OS MISERÁVEIS DE GOIÂNIA

Nos últimos oito meses 31 moradores de rua foram assassinados em Goiânia. A julgar pelo interesse das autoridades policiais no caso a funesta estatística tende a aumentar nos próximos meses. A morte de mendigos não comove tanto a sociedade como a morte de médicos, jornalistas, advogados, empresários e outros “cidadãos de bem”.

Mesmo sem aprofundar as investigações, a polícia goiana descarta a existência de um grupo de extermínio. A Secretaria Nacional de Direitos Humanos tem uma teoria diferente e acredita que uma investigação pela Polícia Federal irá elucidar a causa dos homicídios.

Quanto vale uma vida? Quanto vale a vida de um mendigo?
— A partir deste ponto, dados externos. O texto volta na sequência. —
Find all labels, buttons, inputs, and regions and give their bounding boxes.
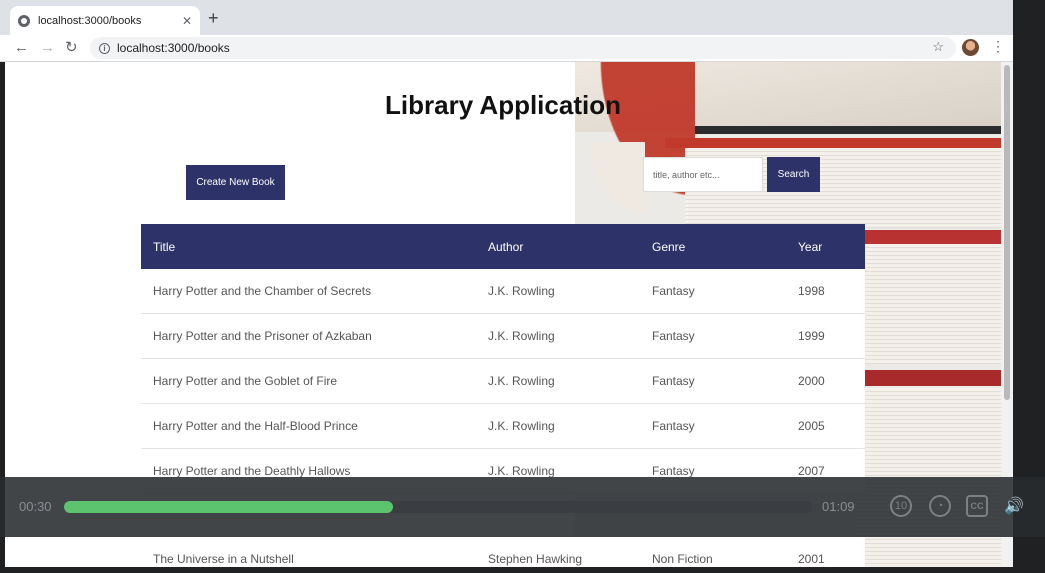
book-title: Harry Potter and the Deathly Hallows [153,464,351,478]
forward-icon[interactable]: → [40,38,55,58]
table-row[interactable]: Harry Potter and the Chamber of Secrets … [141,269,865,314]
column-header-author[interactable]: Author [476,240,640,254]
browser-toolbar: ← → ↻ i localhost:3000/books ☆ ⋮ [0,35,1013,62]
tab-strip: localhost:3000/books ✕ + [0,0,1013,35]
video-player-controls: 00:30 01:09 10 ◔ CC 🔊 [0,477,1045,537]
browser-tab[interactable]: localhost:3000/books ✕ [10,6,200,35]
table-row[interactable]: Harry Potter and the Goblet of Fire J.K.… [141,359,865,404]
book-year: 1998 [798,284,825,298]
speed-icon[interactable]: ◔ [929,495,951,517]
book-genre: Fantasy [652,464,695,478]
book-title: Harry Potter and the Goblet of Fire [153,374,338,388]
table-row[interactable]: Harry Potter and the Prisoner of Azkaban… [141,314,865,359]
progress-bar[interactable] [64,501,812,513]
info-icon[interactable]: i [99,42,110,54]
create-new-book-button[interactable]: Create New Book [186,165,285,200]
url-text: localhost:3000/books [117,41,230,55]
screen: localhost:3000/books ✕ + ← → ↻ i localho… [0,0,1045,573]
address-bar[interactable]: i localhost:3000/books ☆ [90,37,956,59]
book-title: Harry Potter and the Half-Blood Prince [153,419,358,433]
book-year: 2007 [798,464,825,478]
scrollbar-thumb[interactable] [1004,65,1010,400]
book-year: 1999 [798,329,825,343]
book-genre: Fantasy [652,419,695,433]
book-year: 2001 [798,552,825,566]
table-row[interactable]: Harry Potter and the Half-Blood Prince J… [141,404,865,449]
duration-time: 01:09 [822,499,855,514]
book-author: Stephen Hawking [488,552,583,566]
book-author: J.K. Rowling [488,329,555,343]
book-genre: Fantasy [652,284,695,298]
search-button[interactable]: Search [767,157,820,192]
page-title: Library Application [385,90,621,120]
column-header-genre[interactable]: Genre [640,240,786,254]
search-input[interactable]: title, author etc... [643,157,763,192]
table-row[interactable]: The Universe in a Nutshell Stephen Hawki… [141,537,865,567]
column-header-title[interactable]: Title [141,240,476,254]
browser-menu-icon[interactable]: ⋮ [991,38,1005,55]
books-table-continued: The Universe in a Nutshell Stephen Hawki… [141,537,865,567]
book-genre: Fantasy [652,374,695,388]
book-year: 2005 [798,419,825,433]
book-author: J.K. Rowling [488,464,555,478]
column-header-year[interactable]: Year [786,240,865,254]
progress-fill [64,501,394,513]
book-author: J.K. Rowling [488,284,555,298]
table-header: Title Author Genre Year [141,224,865,269]
book-genre: Non Fiction [652,552,713,566]
new-tab-icon[interactable]: + [208,8,219,28]
profile-avatar[interactable] [962,39,979,56]
rewind-10-icon[interactable]: 10 [890,495,912,517]
book-author: J.K. Rowling [488,374,555,388]
captions-icon[interactable]: CC [966,495,988,517]
books-table: Title Author Genre Year Harry Potter and… [141,224,865,494]
book-title: Harry Potter and the Prisoner of Azkaban [153,329,372,343]
tab-title: localhost:3000/books [38,14,142,27]
globe-icon [18,14,30,27]
tab-close-icon[interactable]: ✕ [182,14,192,28]
bookmark-star-icon[interactable]: ☆ [932,39,944,55]
current-time: 00:30 [19,499,52,514]
book-title: The Universe in a Nutshell [153,552,294,566]
book-genre: Fantasy [652,329,695,343]
book-title: Harry Potter and the Chamber of Secrets [153,284,372,298]
reload-icon[interactable]: ↻ [65,38,78,58]
volume-icon[interactable]: 🔊 [1003,495,1025,517]
book-year: 2000 [798,374,825,388]
back-icon[interactable]: ← [14,38,29,58]
book-author: J.K. Rowling [488,419,555,433]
Quando um morador de rua cai ao chão sem vida não há revoltas nem passeatas pedindo justiça. Não há sequer uma família para reclamar o corpo. Prefeitura, Câmara e Rotary não enviam coroas de flores para conferir importância ao defunto. Não há sequer um padre para encomendar a infeliz alma. Era apenas um homem que morava na rua, que se vestia com farrapos, que dormia ao relento. Era um homem inviável.

A sociedade vê os moradores de rua como o estorvo da paisagem, um tumor a incomodar. São corvos desmantelando a beleza da cidade. Difícil é enxergar no fiapo de corpo um coração pulsando alegrias e tristezas, uma alma a gritar por justiça ou ao menos um prato decente de comida. Os mendigos de hoje são os leprosos de ontem. Ancestrais de Lázaro.

Comovemo-nos com facilidade quando vemos filmes antigos mostrando a morte de judeus em campos de concentração nazistas. Indignamo-nos com cólera contra a violação de direitos humanos em Cuba, na Rússia e na Sérvia. Nossos olhos, porém, não brilham quando encontramos dezenas de pedaços humanos jogados, mortos, nas calçadas, vítimas de balas ou de lâminas. São apenas restos a serem recolhidos pela Comurg.

E a vida segue seu curso. Novos temas na televisão para consumir nossa indignação. Novos escândalos na política para corroborar nossas certezas infalíveis. Não há pressa nem caráter de urgência na investigação das mortes. Pior que isso: não há força-tarefa imbuída de evitar que outras vidas, outras vidas miseráveis, caiam na mesma vala. Diante disso apenas o silêncio. E não é o silêncio dos inocentes.